Twice a year each Sebastian grand salon must update its collection of specially designed makeup styles and signature Sebastian haircuts and hairstyles. Gromova's team of seven master stylists also attends seminars and classes each month on topics ranging from new Sebastian products to new haircutting methods. They are even visited by psychologists who explain how to communicate with the clients and how to make them feel comfortable — in short, how to make the salon experience as mentally relaxing as possible.

Gromova's stylists also often attend conferences in Europe sponsored by Sebastian. Gromova travels to Los Angeles several times a year to attend seminars for grand salon owners and to meet with her colleagues to stay up-to-date on Sebastian's new trends.

Earning a place on Gromova's team of stylists is no easy task. Each stylist must attend and pass a specialized Grand Salon Sebastian training course.
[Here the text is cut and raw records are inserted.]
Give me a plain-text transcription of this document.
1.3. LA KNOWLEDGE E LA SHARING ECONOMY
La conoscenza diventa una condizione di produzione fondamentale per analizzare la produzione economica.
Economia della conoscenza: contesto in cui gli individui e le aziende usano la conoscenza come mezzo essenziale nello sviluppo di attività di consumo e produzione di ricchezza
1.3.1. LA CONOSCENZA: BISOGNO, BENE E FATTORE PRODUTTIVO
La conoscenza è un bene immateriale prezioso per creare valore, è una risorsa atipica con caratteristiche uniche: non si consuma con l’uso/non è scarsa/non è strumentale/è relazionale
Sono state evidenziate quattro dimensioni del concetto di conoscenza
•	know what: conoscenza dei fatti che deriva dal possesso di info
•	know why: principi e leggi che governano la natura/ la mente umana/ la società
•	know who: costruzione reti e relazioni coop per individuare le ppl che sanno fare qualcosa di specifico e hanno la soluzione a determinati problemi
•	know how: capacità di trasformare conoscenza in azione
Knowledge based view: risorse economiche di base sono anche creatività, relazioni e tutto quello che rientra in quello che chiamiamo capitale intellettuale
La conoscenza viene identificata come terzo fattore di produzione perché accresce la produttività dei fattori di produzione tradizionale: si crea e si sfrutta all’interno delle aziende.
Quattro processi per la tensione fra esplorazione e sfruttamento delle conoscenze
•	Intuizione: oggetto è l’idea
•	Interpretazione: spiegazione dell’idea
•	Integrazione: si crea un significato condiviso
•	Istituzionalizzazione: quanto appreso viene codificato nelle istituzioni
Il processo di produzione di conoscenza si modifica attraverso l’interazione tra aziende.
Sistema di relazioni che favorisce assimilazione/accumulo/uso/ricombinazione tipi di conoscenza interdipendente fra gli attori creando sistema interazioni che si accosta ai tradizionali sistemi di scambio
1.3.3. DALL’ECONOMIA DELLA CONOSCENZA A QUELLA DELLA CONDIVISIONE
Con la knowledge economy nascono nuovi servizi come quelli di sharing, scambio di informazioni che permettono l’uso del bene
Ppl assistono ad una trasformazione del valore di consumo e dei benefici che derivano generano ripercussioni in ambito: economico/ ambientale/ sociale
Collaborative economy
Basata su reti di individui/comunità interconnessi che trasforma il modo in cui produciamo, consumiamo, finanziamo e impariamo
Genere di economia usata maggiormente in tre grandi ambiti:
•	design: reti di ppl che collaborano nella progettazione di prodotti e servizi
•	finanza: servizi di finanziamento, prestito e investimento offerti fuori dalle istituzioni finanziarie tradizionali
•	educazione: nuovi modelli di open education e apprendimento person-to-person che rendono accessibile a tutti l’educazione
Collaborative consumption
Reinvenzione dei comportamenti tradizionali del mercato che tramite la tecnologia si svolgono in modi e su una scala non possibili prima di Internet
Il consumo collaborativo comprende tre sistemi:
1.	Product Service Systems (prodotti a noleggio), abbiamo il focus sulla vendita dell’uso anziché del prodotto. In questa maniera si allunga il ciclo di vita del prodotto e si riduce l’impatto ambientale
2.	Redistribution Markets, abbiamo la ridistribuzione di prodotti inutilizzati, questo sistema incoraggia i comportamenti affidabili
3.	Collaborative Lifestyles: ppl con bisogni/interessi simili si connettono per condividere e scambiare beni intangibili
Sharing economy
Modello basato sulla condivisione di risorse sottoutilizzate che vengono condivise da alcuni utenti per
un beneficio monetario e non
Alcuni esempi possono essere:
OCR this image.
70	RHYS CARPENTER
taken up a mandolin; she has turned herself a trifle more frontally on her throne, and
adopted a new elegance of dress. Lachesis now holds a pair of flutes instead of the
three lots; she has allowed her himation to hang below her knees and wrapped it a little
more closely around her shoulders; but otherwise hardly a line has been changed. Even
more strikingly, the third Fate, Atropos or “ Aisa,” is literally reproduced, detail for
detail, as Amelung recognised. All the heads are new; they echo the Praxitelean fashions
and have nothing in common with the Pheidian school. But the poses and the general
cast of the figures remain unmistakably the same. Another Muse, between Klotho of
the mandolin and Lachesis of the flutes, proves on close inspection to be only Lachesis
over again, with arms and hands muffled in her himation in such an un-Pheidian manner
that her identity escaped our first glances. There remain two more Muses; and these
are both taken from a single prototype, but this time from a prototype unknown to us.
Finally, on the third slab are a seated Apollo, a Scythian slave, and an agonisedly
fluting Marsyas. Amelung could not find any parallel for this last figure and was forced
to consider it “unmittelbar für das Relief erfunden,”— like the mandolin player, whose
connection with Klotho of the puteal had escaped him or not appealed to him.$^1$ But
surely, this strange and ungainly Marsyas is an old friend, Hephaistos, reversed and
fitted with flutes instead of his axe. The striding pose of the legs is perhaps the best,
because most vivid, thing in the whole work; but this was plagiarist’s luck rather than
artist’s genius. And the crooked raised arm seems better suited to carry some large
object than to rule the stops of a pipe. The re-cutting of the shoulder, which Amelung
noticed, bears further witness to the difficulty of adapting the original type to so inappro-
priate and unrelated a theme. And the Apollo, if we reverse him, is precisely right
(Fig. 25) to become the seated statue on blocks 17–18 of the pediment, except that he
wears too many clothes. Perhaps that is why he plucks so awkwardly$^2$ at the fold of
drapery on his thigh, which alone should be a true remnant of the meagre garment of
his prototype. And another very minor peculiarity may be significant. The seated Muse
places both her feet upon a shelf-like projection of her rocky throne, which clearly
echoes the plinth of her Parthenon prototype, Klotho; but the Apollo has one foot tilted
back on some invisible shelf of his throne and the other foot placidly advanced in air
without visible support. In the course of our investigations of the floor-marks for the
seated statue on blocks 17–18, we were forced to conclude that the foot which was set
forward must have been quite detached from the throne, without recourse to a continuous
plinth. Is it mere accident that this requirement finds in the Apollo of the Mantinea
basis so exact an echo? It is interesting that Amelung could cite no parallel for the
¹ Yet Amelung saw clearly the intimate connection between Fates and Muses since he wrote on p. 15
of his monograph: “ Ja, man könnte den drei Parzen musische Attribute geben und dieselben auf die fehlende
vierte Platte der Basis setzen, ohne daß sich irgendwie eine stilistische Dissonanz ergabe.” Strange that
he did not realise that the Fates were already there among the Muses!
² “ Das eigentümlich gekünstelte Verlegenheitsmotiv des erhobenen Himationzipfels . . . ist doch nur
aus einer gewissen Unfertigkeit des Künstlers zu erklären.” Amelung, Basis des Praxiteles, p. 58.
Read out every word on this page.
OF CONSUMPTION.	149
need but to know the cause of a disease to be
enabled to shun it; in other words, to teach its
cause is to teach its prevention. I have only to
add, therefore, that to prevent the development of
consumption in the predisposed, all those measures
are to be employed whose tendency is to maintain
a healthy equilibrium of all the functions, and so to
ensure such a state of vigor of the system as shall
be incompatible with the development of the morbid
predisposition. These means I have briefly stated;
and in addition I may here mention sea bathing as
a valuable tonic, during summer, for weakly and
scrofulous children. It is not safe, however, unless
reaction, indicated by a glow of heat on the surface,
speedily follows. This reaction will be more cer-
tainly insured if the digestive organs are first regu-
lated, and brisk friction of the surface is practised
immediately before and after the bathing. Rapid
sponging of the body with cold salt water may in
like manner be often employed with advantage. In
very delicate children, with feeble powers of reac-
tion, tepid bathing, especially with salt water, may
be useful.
Those who are admitted to the course must show originality, creativity and an ability to challenge the status quo. Gromova looks for talented new students at beauty schools in Moscow, St. Petersburg and Voronezh.

The look of Gromova's salon is carefully crafted to relax clients. Everything is minimalist. The walls are white with recessed lighting. There are no tables of combs, curlers or hair dryers. The furniture is black or white, with no distracting colors. The stylists wear black linen uniforms. The balanced decor reflects the influence of feng shui. A ceiling-high waterfall serves as a wall between the entryway and the salon's main room. Calla lilies rest in tall, simple vases along the salon's far wall.

The salon's client base is made up of many foreigners. But Gromova says the people who are drawn to her salon are those who are focused on image and style: the type of people who are the first to try something new and who aren't afraid of experimenting with their image.

Big plans are in store for the salon. Gromova is planning to add cosmetic dentistry to its list of services. She also plans to open a cafe at the salon where friends can meet for a healthy meal — no doubt low-calorie delights and freshly squeezed juices will be on the menu.

Gromova says "it's the details that present the biggest obstacles," but despite all the roadblocks that too often frustrate local small business people, she pushes on. "We are always moving forward," she says.